Perhaps the most thrilling part of our recent installation of Patrick Lannan’s interior plants and a vertical garden at Oculus VR is that I was also commissioned to create two moss wall panels for their work studio. I’d worked on these panels a couple of times in the past, but these were the largest I have worked on in terms of square footage. It was quite a project, I must say!
Conceptually, it’s a simple process. In execution, it’s also relatively straightforward, but exceptionally time-consuming and a bit tedious. Very worth the effort, though, and it’s thrilling as all get-out to know you’re gluing in the final clump of moss.
First off is to build the frame: plywood backing with 1×4 lumber framing. I chose premium pine for the framing instead of a higher grade wood, because these are going to be fitted with additional steel frames later and the wood frames we built will appear more like matte board on a photo frame. We cut in the framing with mitered corners, and attached it with finishing nails. The inside surface we painted in a lime green that’s close enough to the moss color, and all the rest (frame and back) are painted matte black.
Reindeer moss is an interesting critter. It’s commonly used in crafts and floristry, and is often sold in garden centers as a topper for potted houseplants. Botanically, it’s Cladonia rangiferina – it’s not actually a moss, but rather is a lichen. It grows on forest floors, near the edges of the forest in bright light. The bulk of retail production comes from Norway, where it’s the primary forage for reindeer (thus it’s name). It has to be farmed and harvested carefully, so as not to starve the animals. Interestingly enough, the packages come with clear evidence that it’s grown on a forest floor: there are twigs and pine cones and pine needles galore embedded in the lichen, and much of that has to be picked out before gluing.
The moss is dyed in a dozen colors, and is also treated with a saline solution to keep it spongy, and flame retardants for reasons unknown to me. You can get the stuff online or in retail stores (I used the brand SuperMoss.com, and have the good fortune of being able to get it in bulk at the San Francisco Flower Mart at wholesale pricing). The biggest bummer of it is that you basically only use about a third to a half of each box after trimming out the root-ends of the lichen and removing twigs and cones.
Basically, you’re looking for “the good stuff” within a box. It’s kinda like getting just the florets when you cook broccoli, instead of the whole stalk. You want to trim off the bottom end of a clump until you’ve got about 1 1/2 to 2 inches of lichen left. Then, it’s a simple matter of coating the cut end in a swirl of hot glue and sticking it in place in your frame. When you’ve got a 9-square-foot frame and a 20-square-foot frame, that means you’ll be doing this til you go blind with exhaustion. The 29 total square feet took me about 20 hours total of hot gluing.

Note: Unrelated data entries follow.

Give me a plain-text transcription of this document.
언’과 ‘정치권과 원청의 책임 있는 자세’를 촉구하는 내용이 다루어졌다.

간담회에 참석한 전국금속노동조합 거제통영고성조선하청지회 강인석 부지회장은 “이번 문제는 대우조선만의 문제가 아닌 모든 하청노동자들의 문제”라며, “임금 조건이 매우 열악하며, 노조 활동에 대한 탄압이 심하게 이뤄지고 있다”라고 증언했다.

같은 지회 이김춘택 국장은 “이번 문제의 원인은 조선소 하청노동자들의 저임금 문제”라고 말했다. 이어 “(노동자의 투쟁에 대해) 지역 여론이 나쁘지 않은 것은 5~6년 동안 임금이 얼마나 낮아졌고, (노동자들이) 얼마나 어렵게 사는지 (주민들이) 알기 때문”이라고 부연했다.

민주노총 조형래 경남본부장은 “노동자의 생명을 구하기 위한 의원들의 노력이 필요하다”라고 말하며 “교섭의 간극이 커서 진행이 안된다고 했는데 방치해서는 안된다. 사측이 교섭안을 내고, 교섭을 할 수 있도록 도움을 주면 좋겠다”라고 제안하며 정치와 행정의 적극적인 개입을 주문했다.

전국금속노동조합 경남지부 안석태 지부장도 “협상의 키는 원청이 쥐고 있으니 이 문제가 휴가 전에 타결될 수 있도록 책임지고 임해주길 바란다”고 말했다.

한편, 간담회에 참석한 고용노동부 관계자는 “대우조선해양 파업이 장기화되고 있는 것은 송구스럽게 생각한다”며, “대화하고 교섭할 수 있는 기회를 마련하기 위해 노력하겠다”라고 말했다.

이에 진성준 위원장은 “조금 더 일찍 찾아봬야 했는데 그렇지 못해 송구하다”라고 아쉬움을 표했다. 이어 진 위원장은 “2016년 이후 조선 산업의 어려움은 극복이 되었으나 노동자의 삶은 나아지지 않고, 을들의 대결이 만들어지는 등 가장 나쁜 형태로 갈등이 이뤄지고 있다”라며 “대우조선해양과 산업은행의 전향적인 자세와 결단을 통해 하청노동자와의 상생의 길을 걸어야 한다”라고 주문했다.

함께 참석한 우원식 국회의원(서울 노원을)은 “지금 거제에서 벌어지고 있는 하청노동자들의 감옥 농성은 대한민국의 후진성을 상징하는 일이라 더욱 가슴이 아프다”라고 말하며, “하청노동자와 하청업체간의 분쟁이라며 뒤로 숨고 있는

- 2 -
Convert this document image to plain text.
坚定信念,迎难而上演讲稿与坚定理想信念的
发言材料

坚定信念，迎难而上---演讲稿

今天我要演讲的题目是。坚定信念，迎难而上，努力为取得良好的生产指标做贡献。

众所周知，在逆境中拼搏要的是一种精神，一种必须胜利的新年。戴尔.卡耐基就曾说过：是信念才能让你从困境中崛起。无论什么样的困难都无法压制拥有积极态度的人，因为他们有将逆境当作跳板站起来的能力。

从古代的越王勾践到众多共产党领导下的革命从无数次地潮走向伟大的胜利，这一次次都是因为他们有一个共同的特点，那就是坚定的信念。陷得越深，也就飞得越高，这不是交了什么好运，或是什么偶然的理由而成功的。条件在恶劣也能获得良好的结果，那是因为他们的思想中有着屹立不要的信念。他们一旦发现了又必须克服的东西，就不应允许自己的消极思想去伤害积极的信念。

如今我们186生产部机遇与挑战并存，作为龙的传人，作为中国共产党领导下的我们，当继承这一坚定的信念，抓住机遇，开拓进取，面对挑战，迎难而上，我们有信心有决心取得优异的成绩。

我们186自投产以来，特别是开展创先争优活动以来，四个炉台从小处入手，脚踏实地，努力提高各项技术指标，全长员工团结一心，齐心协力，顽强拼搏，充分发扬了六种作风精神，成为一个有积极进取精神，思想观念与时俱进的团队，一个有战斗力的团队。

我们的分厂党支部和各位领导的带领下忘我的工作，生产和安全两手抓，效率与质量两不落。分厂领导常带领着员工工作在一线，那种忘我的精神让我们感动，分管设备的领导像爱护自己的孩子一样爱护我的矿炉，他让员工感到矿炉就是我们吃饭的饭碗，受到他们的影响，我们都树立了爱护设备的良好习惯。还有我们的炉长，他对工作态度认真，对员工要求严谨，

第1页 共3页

Side notes: hot glue is hot. I’ve got 11 significant blisters to prove it. Also, in hindsight, I should have been wearing latex (or nitrile) gloves and a mask. Mask because the moss starts smoking when the hot glue hits it, and I’m sure the flame retardants and dyes aren’t great to inhale once vaporized. Gloves because your fingers will turn whatever color moss you’re working with, and the dye is still there after three days. Patrick said it looked like I’d been fingering Kermit.
That’s really the gist of it. The smaller 3×3 panel is hung in the bathroom and mounted on drywall. We mounted these with flush-mount hangers (they function similar to a hook-and-eye like you’d have instead of a snap on your slacks), and those are attached to the wall using drywall anchors. The larger 4×5 panel is hanging on brick in the kitchen. To hang that, the property manager had some 2×6’s bolted to the walls using concrete anchors. We simply screwed through the panels into the 2×6’s.
The end result is exquisite! A soft green field of lichen. Care is simple: since the plants are no longer alive, it’s really just about keeping it soft and spongy. If the lichen dries you can’t even tell the difference visually, but it becomes brittle. So, a simple misting with a spray-bottle every week or two will help keep it from drying out, and keep dust from settling into it.